Что может быть между мной и престарелым Лиеном? Вот же сволочные обстоятельства. Стоит только тебе дать слабину, поддаться им, и все, ты уже в капкане, отгрызай теперь лапу. Буквально чуть-чуть уступить, согласиться на небольшое предательство, и все. Это превращается в какой-то липучий комок, и он тяжело ворочается рядом, тащится за тобой, прилипнув к хосту, и делается все тяжелее, больше. Это надо обрубать сразу! Не давать никакого шанса чужим надеждам чужих далеких людей.
Так думаю я сейчас, все изведав. А тогда лишь смутно подозревала, что влипла в какую-то историю… Меня будоражило желание творчества, славы. Это желание лишало меня сил что-то прервать, сказать «нет». Меня влек за собой липкий ком призрачной славы, и он катился вниз. Но этого понять я еще не могла.

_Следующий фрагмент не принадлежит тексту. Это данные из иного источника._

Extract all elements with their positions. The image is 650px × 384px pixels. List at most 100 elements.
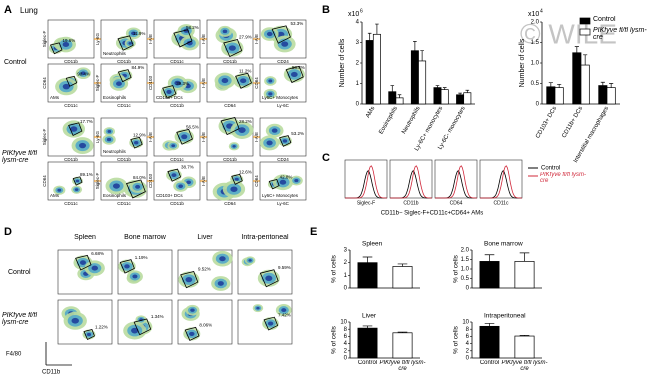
error-bar [397, 263, 408, 267]
flow-y-label: Siglec-F [42, 31, 47, 48]
density [222, 29, 228, 34]
density [265, 275, 273, 281]
legend-label: Control [593, 16, 616, 23]
gate-name: CD103+ DCs [156, 95, 183, 100]
histogram-box [344, 159, 388, 199]
histogram-box [434, 159, 478, 199]
density [189, 331, 195, 337]
legend-label: PIKfyve fl/fl lysm-cre [593, 27, 647, 42]
gate-percent: 1.22% [95, 325, 108, 330]
gate-percent: 58.8% [292, 65, 305, 70]
density [271, 128, 278, 133]
flow-x-label: Ly-6C [277, 103, 290, 108]
bar [572, 52, 582, 105]
gate [184, 326, 200, 342]
gate-percent: 58.2% [186, 25, 199, 30]
y-tick-label: 1.5 [461, 257, 470, 263]
density [186, 180, 192, 185]
density [79, 260, 87, 265]
y-tick-label: 0 [466, 356, 470, 362]
bar [357, 327, 378, 359]
chart-title: Spleen [362, 241, 383, 248]
bar [357, 262, 378, 289]
y-tick-label: 8 [344, 327, 348, 333]
histogram-curve [480, 165, 522, 199]
flow-y-label: I-A/E [201, 78, 206, 88]
tissue-label: Lung [20, 6, 38, 15]
density [107, 130, 112, 133]
gate-percent: 17.7% [80, 119, 93, 124]
density [234, 177, 239, 181]
x-tick-label: PIKfyve fl/fl lysm-cre [379, 360, 425, 372]
gate-percent: 1.19% [135, 255, 148, 260]
axis-arrow [45, 342, 72, 366]
error-bar [484, 323, 495, 327]
density [112, 183, 120, 189]
y-tick-label: 10 [462, 320, 469, 326]
gate-name: AMs [50, 193, 60, 198]
tissue-header: Spleen [74, 234, 96, 241]
legend-swatch [579, 17, 591, 25]
y-tick-label: 0 [536, 102, 540, 108]
gate [235, 72, 252, 89]
y-axis-label: Number of cells [339, 38, 346, 87]
gate-percent: 9.59% [278, 265, 291, 270]
tissue-header: Intra-peritoneal [241, 234, 289, 241]
y-tick-label: 2 [344, 260, 348, 266]
density [71, 317, 79, 324]
flow-y-label: Siglec-F [95, 75, 100, 92]
density [294, 179, 299, 183]
gate-percent: 53.3% [291, 21, 304, 26]
bar [440, 89, 449, 105]
gate-name: AMs [50, 95, 60, 100]
flow-y-label: I-A/E [148, 34, 153, 44]
bar [365, 40, 374, 105]
density [268, 79, 273, 83]
y-tick-label: 1.0 [461, 267, 470, 273]
gate [176, 128, 193, 145]
density [166, 89, 172, 94]
y-tick-label: 2.0 [461, 248, 470, 254]
error-bar [519, 334, 530, 337]
histogram-label: CD64 [450, 200, 463, 206]
legend-label: PIKfyve fl/fl lysm-cre [593, 27, 647, 42]
bar [433, 87, 442, 105]
gate [173, 29, 193, 48]
density [230, 186, 238, 192]
error-bar [362, 325, 373, 329]
flow-y-label: F4/80 [6, 352, 22, 358]
y-tick-label: 2.0 [531, 20, 540, 26]
gate-name: CD103+ DCs [156, 193, 183, 198]
gate [223, 39, 243, 58]
density [128, 41, 133, 45]
tissue-header: Liver [197, 234, 212, 241]
density [131, 31, 136, 36]
tissue-header: Intra-peritoneal [241, 234, 289, 241]
y-axis-label: % of cells [453, 254, 460, 283]
density [74, 188, 79, 191]
flow-x-label: CD11b [223, 157, 237, 162]
gate-percent: 84.0% [133, 175, 146, 180]
error-bar [367, 32, 372, 41]
density [186, 40, 193, 46]
flow-x-label: CD11b [117, 157, 131, 162]
x-tick-label: AMs [365, 106, 376, 119]
flow-x-label: CD11b [170, 201, 184, 206]
density [62, 42, 70, 48]
bar [392, 266, 413, 289]
density [219, 256, 226, 262]
density [266, 140, 273, 146]
error-bar [362, 256, 373, 263]
bar [395, 97, 404, 105]
flow-x-label: CD11c [117, 103, 131, 108]
y-tick-label: 4 [466, 341, 470, 347]
bar [606, 87, 616, 105]
density [267, 321, 274, 326]
density [181, 134, 188, 140]
density [221, 78, 229, 84]
bar [554, 87, 564, 105]
error-bar [548, 82, 553, 87]
x-tick-label: PIKfyve fl/fl lysm-cre [501, 360, 547, 372]
x-tick-label: Neutrophils [401, 106, 421, 135]
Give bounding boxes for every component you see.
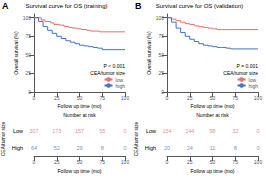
svg-text:75: 75 [232, 95, 238, 101]
svg-text:Low: Low [13, 128, 23, 134]
svg-text:24: 24 [187, 145, 193, 151]
svg-text:50: 50 [210, 95, 216, 101]
svg-text:High: High [12, 145, 23, 151]
svg-text:32: 32 [232, 128, 238, 134]
svg-text:High: High [145, 145, 156, 151]
svg-text:55: 55 [99, 128, 105, 134]
svg-text:P < 0.001: P < 0.001 [104, 63, 126, 69]
svg-text:100: 100 [254, 159, 263, 165]
svg-text:100: 100 [23, 15, 32, 21]
svg-text:144: 144 [185, 128, 194, 134]
svg-text:0: 0 [166, 159, 169, 165]
svg-text:CEA/tumor size: CEA/tumor size [133, 121, 139, 156]
svg-text:75: 75 [99, 159, 105, 165]
svg-text:Follow up time (mo): Follow up time (mo) [58, 168, 102, 174]
svg-text:50: 50 [25, 52, 31, 58]
svg-text:50: 50 [158, 52, 164, 58]
svg-text:29: 29 [76, 145, 82, 151]
svg-text:75: 75 [158, 33, 164, 39]
svg-text:8: 8 [101, 145, 104, 151]
svg-text:100: 100 [156, 15, 165, 21]
svg-text:307: 307 [29, 128, 38, 134]
svg-text:Number at risk: Number at risk [63, 112, 96, 118]
svg-text:50: 50 [77, 159, 83, 165]
svg-text:0: 0 [166, 95, 169, 101]
svg-text:100: 100 [254, 95, 263, 101]
svg-text:64: 64 [31, 145, 37, 151]
svg-text:B: B [135, 1, 142, 11]
svg-text:98: 98 [209, 128, 215, 134]
svg-text:173: 173 [52, 128, 61, 134]
svg-text:52: 52 [54, 145, 60, 151]
svg-text:CEA/tumor size: CEA/tumor size [90, 70, 125, 76]
svg-text:Survival curve for OS (trainin: Survival curve for OS (training) [25, 3, 107, 9]
svg-text:50: 50 [77, 95, 83, 101]
svg-text:0: 0 [256, 128, 259, 134]
svg-text:100: 100 [121, 159, 130, 165]
svg-text:P = 0.001: P = 0.001 [237, 63, 259, 69]
svg-text:75: 75 [25, 33, 31, 39]
svg-text:0: 0 [28, 89, 31, 95]
svg-text:11: 11 [210, 145, 216, 151]
svg-text:high: high [249, 83, 259, 89]
svg-text:0: 0 [161, 89, 164, 95]
svg-text:75: 75 [99, 95, 105, 101]
svg-text:Number at risk: Number at risk [196, 112, 229, 118]
svg-text:0: 0 [33, 159, 36, 165]
svg-text:Low: Low [146, 128, 156, 134]
svg-text:Survival curve for OS (validat: Survival curve for OS (validation) [156, 3, 244, 9]
svg-text:0: 0 [123, 145, 126, 151]
svg-text:20: 20 [164, 145, 170, 151]
svg-text:100: 100 [121, 95, 130, 101]
svg-text:25: 25 [187, 159, 193, 165]
svg-text:A: A [2, 1, 9, 11]
svg-text:25: 25 [54, 159, 60, 165]
svg-text:0: 0 [33, 95, 36, 101]
svg-text:8: 8 [234, 145, 237, 151]
svg-text:25: 25 [158, 70, 164, 76]
svg-text:Overall survival (%): Overall survival (%) [146, 31, 152, 75]
svg-text:low: low [248, 76, 257, 83]
svg-text:Follow up time (mo): Follow up time (mo) [191, 103, 235, 109]
svg-text:25: 25 [187, 95, 193, 101]
svg-text:Follow up time (mo): Follow up time (mo) [58, 103, 102, 109]
svg-text:Overall survival (%): Overall survival (%) [13, 31, 19, 75]
svg-text:low: low [115, 76, 124, 83]
svg-text:25: 25 [54, 95, 60, 101]
svg-text:25: 25 [25, 70, 31, 76]
svg-text:75: 75 [232, 159, 238, 165]
svg-text:Follow up time (mo): Follow up time (mo) [191, 168, 235, 174]
svg-text:CEA/tumor size: CEA/tumor size [0, 121, 6, 156]
svg-text:157: 157 [75, 128, 84, 134]
svg-text:0: 0 [123, 128, 126, 134]
svg-text:high: high [116, 83, 126, 89]
svg-text:0: 0 [256, 145, 259, 151]
svg-text:CEA/tumor size: CEA/tumor size [223, 70, 258, 76]
svg-text:50: 50 [210, 159, 216, 165]
svg-text:154: 154 [162, 128, 171, 134]
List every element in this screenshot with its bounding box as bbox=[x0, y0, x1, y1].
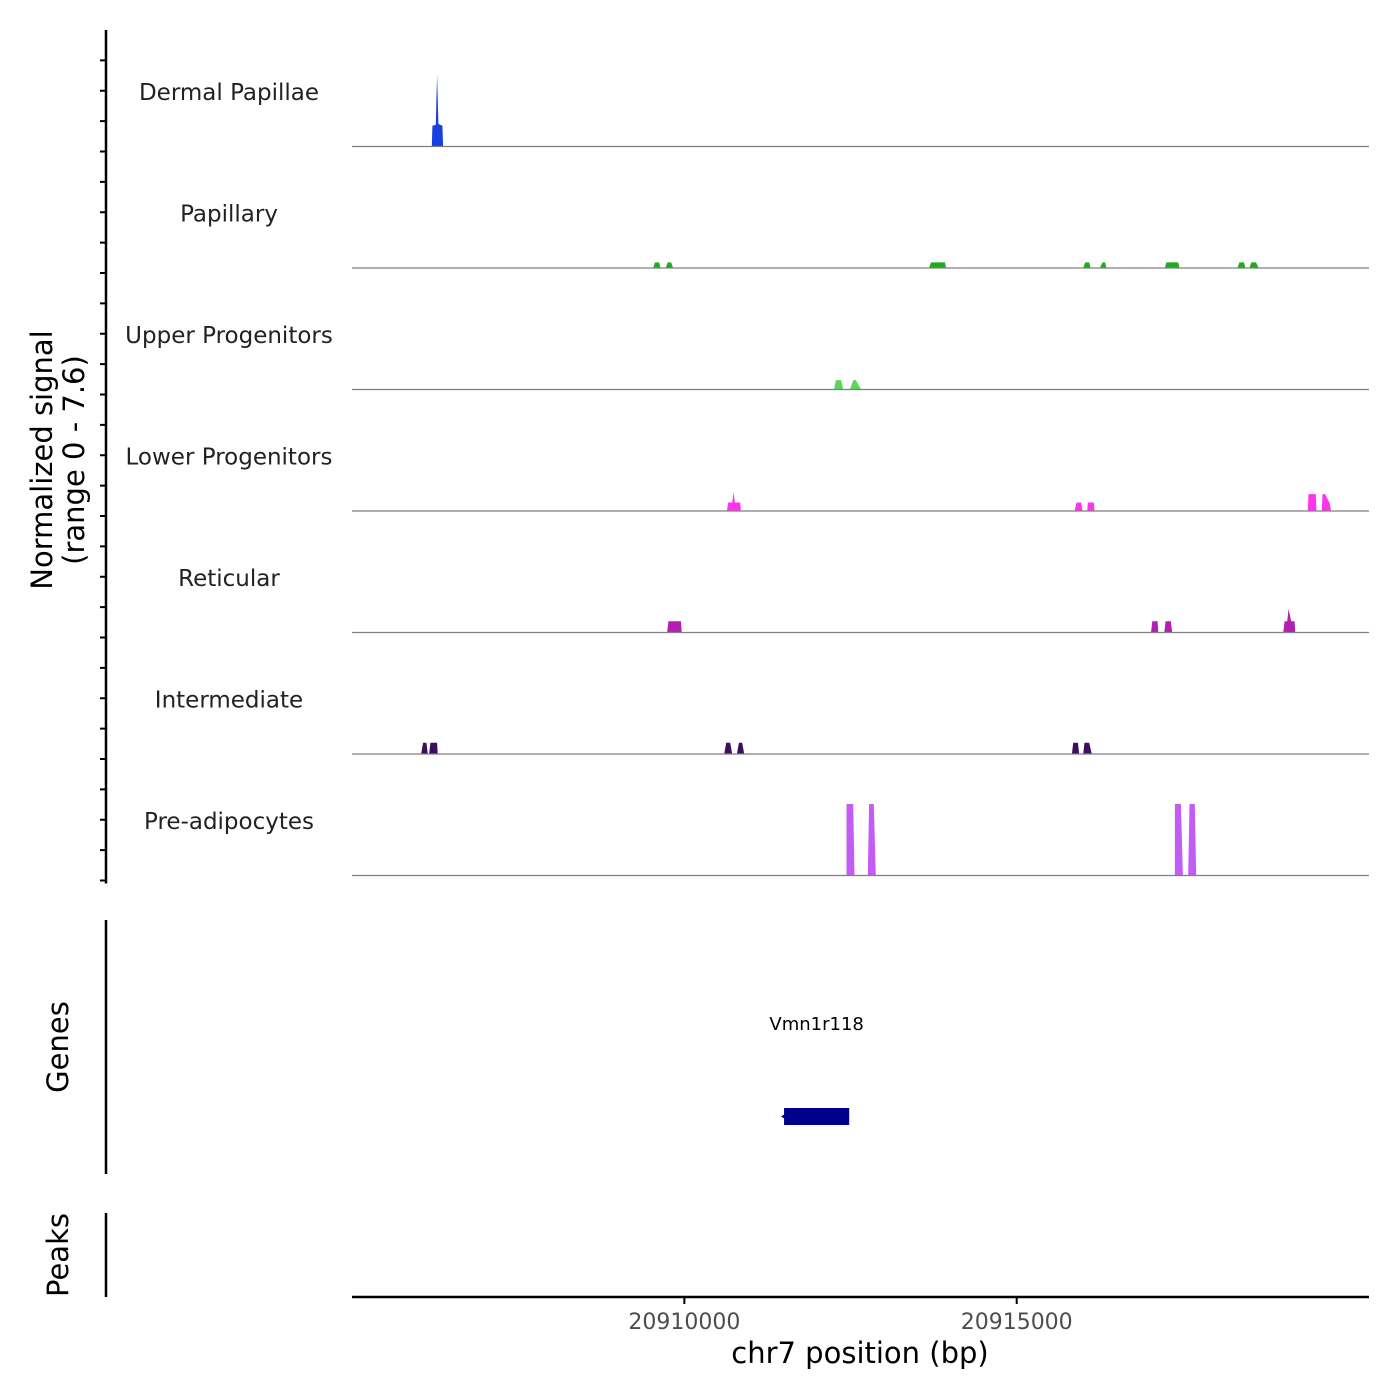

Я заказала переговоры с Танхоем, и уже вечером говорила с тетей Олей, Мэнрэк. Я просила у нее помощи. Сказала и о том, что от Мишки мне надо передать им подарок. Тетя Мэнрэк не могла понять, за что и какой подарок, по телефону я не хотела говорить. Она спросила, где сейчас Мишка. И я призналась, что со мной. Повисло тяжелое молчание. Наконец тетя Мэнрэк сказала, что я могу хоть прямо сейчас упаковать вещи и поехать к ней в Танхой. Без Мишки. Но этого сделать я не могла. Во-первых, мне надо было дотянуть хотя бы до летнего отпуска в детском кружке, а во-вторых, Мишку упустить я просто не могла. И это, пожалуй, главная причина. Тогда тетя предложила поехать к ее родителям – хоть там и тесновато, но жили же они когда-то в чуме целой огромной семьей.
– А Миша? – спросила я.
– Лида, ну что он тебе? На что?.. У тебя же есть давний и лучший ухажер – Сережа, – сказала Мэнрэк. – А этот Мальчакитов просто балбес. Дулбун. У него в голове гречневая каша.
Я не выдержала и коротко просмеялась. Так и увидела бледное лицо тети с раскосыми глазами, ударяющей себя кулачком по лбу.
– Тетя, я… люблю его.
– Кого? Дулбуна?
– Да.
– Так разлюби его! – воскликнула она. – Зачем он тебе нужен?! Рано или поздно… Как говорится, вейся, веревочка, а все равно оборвешься.
– Ой, тетя, если бы все так просто было.
– Ладно, – сказала тетя, – ты там не нервничай, береги себя, тебе рисовать надо, детишек воспитывать, много еще чего, твой аргиш[21] только начинается… Э-э, не телефонный разговор, хватит. Я завтра приеду и поговорим.
Ну, завертелось! Я предупредила Мишку о приезде тети Мэнрэк. Мишка, уставший после колки дров, сидел на крыльце, курил. Старик ушел в дом и лежал там, у него поясницу схватило.
– Не хочу с ней говорить, – сказал Мишка. – Уйду куда-нибудь. А еще дня через три и совсем пойду в тайгу, ага. Продам еще соболя, выдру. Остальное ты ей передай.